Кабинет был убран просто. Бюро красного дерева, потертый сафьяновый диван, два стула. И трофеи «кругосветки»: костяные наконечники гарпунов с берегов Аляски, сосуд, сплетенный из кореньев на каком-то из атоллов Тихого океана, индейский колчан со стрелами, подаренный в Сан-Франциско.
— А хорошо у тебя в дому-то, — вздохнул Шишмарев, усаживаясь в кресло. — Одного недостает…
— Уже, — весело усмехнулся Отто.
— Когда поспел?
— Недавно.
— Позвольте спросить, сударь?
— Амалия Цвейг.
— Ревельская?
— Ревельская.
— Скоро ли?
— Нет, Глеб, не скоро.
— Отчего же?
— Нетрудно догадаться.
Шишмарев пожал плечами. Отто рассмеялся:
— Когда вернемся, повенчаюсь. А перед отплытием — прошу на обручение.
Шишмарев прикусил губу: «Перед отплытием»… Бедняга ни о чем не догадывается… Отто не заметил замешательства Шишмарева, спросил весело:
— Ну-с, а вы когда же, государь мой? Надеюсь, Лизонька?
Лизонька… Он любил ее, но пока ходил на «Рюрике», Лизонька улепетнула с каким-то мичманом в Севастополь. Шишмарев махнул рукой:
— Срок не вышел, брат. Правда, родительница приглядела соседскую, да я шаркнул ножкой, а матушка в сердцах брякнула: «Экой болван».
Отто смеясь погрозил пальцем:
— Смотри не засидись в женихах.
Он провел Шишмарева в столовую. Денщик накрывал на стол. Шишмарев узнал Ванюху Осипова, матроса «Рюрика».

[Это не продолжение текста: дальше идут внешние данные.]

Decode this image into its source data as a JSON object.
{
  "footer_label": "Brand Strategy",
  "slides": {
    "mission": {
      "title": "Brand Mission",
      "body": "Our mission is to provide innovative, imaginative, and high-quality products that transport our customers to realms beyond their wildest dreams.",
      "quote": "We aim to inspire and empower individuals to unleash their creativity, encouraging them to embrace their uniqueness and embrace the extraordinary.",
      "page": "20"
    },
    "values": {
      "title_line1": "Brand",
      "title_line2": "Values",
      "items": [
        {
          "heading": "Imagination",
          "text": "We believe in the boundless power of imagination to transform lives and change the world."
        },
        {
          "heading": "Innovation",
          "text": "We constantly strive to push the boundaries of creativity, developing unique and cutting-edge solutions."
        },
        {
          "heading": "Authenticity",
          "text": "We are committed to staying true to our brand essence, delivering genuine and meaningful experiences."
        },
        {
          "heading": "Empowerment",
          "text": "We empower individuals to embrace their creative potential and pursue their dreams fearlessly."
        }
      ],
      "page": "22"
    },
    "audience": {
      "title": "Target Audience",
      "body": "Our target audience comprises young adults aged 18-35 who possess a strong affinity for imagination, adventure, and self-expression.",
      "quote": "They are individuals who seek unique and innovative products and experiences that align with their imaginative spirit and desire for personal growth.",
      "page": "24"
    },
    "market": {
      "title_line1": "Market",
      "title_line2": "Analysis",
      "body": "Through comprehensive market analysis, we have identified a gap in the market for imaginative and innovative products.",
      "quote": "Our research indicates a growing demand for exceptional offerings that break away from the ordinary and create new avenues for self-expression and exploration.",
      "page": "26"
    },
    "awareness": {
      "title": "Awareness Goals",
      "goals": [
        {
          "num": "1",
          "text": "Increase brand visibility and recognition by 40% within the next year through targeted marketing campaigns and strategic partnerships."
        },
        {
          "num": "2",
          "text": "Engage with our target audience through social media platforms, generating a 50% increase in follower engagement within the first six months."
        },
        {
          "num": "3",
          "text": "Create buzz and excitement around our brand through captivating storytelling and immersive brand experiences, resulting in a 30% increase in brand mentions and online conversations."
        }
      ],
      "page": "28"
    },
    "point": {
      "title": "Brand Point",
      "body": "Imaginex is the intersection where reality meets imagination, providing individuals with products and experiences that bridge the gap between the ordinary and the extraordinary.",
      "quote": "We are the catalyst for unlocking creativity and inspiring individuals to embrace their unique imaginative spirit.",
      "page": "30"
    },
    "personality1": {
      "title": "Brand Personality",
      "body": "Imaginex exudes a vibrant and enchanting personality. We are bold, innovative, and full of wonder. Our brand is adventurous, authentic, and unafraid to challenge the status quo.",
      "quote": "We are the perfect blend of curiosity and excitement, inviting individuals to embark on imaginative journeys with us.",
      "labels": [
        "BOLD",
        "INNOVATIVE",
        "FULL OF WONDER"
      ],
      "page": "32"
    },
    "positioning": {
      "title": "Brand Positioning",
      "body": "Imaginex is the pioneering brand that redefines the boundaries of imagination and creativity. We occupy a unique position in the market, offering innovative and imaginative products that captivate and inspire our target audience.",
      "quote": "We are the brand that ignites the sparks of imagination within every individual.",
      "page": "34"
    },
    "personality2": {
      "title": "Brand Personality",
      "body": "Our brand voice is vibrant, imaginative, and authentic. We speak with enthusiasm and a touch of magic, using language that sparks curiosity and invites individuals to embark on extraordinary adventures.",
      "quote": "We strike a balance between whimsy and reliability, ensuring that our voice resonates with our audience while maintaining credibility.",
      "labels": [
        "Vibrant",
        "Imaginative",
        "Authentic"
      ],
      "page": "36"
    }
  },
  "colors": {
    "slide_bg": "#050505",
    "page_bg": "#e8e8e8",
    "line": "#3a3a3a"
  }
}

— Здравия желаю, ваше высокородие, — сказал денщик, подставляя Шишмареву стул.
— Этому, надеюсь, неплохо, — кивнул на него Коцебу и взял графин с вином. — Желаешь? А! Извини, душа моя. Ну прошу здешней. — Он переменил графин и налил Шишмареву водки. — Нда-с, Осипову, надеюсь, нехудо. О прочих того сказать не могу.
— То есть?
— Попали наши с тобою матросики… Как это говорится? В ежовые рукавицы? Вот, вот. Не пойму отчего, но особенно достается тем, кто с нами плавал. То ли счеты со мною бог весть за что сводят, то ли еще что, а слышал, нашим несладко. Я уж начальству писал, просил хоть несколько облегчить участь. Ведь три года не в Кронштадте, не в Ревеле — в океане. Труды тяжкие. Никто и слова в ответ. Вот так, братец. Ну, думаю, начнем сборы в поход, кликнем наших, старых. Верно?
Отто был весел, разговорчив. А Шишмарев все больше мрачнел. Конечно, он не повинен, он заслужил свое назначение, и не он перебежал Отто дорогу. И все-таки ему было неловко.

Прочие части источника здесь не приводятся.